News Corp. Executives May Face Sanction on Parliament Testimony

News Corp. Deputy Chief Operating Officer James Murdoch
James Murdoch, News Corp.'s deputy chief operating officer. Photographer: Chris Ratcliffe/Bloomberg

Former News of the World editor Colin Myler and the newspaper’s former lawyer, Tom Crone, may face action over evidence they gave to Parliament should U.K. lawmakers decide they failed to tell the truth on phone hacking.

Myler told the House of Commons Culture Committee in 2009 that “no evidence” had been produced “internally or externally, by the police, by any lawyers” to suggest that criminality at the News Corp. tabloid had gone beyond one reporter. Last week, the committee published notes and e-mails from 2008 from News Corp.’s former outside counsel, Julian Pike of Farrer & Co., that showed Myler and Crone were told by a trial lawyer that three other reporters were implicated.

Crone denied at a hearing in September that he’d commissioned private detectives to investigate the lawyers of people suing the newspapers. “Certainly not in the past few years,” he told the committee. That statement was contradicted yesterday by News Corp. Deputy Chief Operating Officer James Murdoch, who told the committee meeting in London that he had been “shocked” to learn recently that Crone and another executive had put lawyers and lawmakers under surveillance.

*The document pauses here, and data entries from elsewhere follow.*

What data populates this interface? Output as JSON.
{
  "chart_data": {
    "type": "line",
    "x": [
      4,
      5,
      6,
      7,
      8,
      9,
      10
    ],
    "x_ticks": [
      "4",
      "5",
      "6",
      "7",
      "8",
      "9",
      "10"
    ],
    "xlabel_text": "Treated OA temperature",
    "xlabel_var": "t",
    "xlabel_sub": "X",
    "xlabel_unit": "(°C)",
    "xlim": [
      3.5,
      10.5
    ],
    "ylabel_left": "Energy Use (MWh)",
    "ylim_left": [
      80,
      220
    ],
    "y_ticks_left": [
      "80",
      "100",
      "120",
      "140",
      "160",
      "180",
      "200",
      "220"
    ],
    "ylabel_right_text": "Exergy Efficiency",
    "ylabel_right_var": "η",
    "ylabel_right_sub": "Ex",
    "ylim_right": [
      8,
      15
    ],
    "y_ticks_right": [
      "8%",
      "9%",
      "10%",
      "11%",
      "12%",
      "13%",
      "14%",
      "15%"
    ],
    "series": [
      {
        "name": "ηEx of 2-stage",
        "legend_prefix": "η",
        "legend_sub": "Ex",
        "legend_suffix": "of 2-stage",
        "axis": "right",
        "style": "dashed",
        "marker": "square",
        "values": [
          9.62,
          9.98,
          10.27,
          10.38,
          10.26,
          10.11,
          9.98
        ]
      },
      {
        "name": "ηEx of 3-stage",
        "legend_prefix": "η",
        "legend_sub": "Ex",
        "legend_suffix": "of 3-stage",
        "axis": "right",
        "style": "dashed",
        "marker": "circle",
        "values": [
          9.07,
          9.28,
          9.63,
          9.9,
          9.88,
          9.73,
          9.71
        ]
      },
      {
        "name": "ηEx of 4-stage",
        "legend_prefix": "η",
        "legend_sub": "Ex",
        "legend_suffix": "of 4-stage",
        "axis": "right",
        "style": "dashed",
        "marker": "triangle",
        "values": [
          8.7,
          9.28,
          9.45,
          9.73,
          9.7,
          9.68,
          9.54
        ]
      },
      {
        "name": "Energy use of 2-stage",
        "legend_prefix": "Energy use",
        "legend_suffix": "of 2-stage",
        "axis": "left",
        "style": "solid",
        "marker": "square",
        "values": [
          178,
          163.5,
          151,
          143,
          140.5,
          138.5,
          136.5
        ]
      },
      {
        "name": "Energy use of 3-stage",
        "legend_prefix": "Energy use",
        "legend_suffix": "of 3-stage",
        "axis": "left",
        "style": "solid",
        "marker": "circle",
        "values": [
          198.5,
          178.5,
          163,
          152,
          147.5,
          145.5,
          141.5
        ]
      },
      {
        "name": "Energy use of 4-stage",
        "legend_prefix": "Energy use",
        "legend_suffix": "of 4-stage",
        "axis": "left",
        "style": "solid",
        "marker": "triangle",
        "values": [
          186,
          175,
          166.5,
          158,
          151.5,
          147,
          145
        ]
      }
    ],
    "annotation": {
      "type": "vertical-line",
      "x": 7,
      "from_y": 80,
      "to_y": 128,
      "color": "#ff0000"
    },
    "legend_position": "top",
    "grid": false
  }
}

Murdoch’s own testimony to the committee in July and yesterday directly contradicted Myler’s and Crone’s. They said in September that they’d told Murdoch in 2008 about an e-mail that showed criminality went beyond a single reporter. “Their testimony was misleading and I dispute it,” Murdoch said yesterday.

Crone said in an e-mailed statement after yesterday’s hearing that Murdoch “was told by us in 2008 about the damning e-mail and what it meant in terms of wider News of the World involvement.”

‘Need to Discredit’

“It is regrettable, but I can perfectly understand why James Murdoch felt the need to discredit Colin Myler and myself,” Crone said. “It seems he now accepts he was told of the e-mail, of the fact that it contained transcripts of voicemail interceptions and that those interceptions were authorized by the News of the World. Perhaps Mr. Murdoch could explain who he thought was doing the authorizing at the News of the World?”

Myler said in an e-mailed statement that his evidence to the panel “has been entirely accurate and consistent” and he stood by his account. He said he was confident that the police probe into hacking and a judge-led inquiry set up by Prime Minister David Cameron “will establish the truth.”

‘Not Been Tested’

It’s not clear what powers Parliament has to punish people who mislead it. Culture Committee Chairman John Whittingdale told BBC television yesterday that panelists would view it as “a very serious matter” if they concluded they’d been lied to. “It would be for the House of Commons to decide what further action to take, but we are in a realm that has not been tested for 100 years or more,” he said.

John Bercow, the speaker of the house, told reporters yesterday that Parliament needs to clarify its own powers to call witnesses and punish those who mislead it.

“What do we do if we demand the presence of a witness and a witness refuses to appear?” he said. “What do we do if a witness appears and gives false or misleading testimony? There is ancient legislation that treats of these matters, but there is genuine uncertainty as to its effectability in the modern day. The matter cannot rest here.”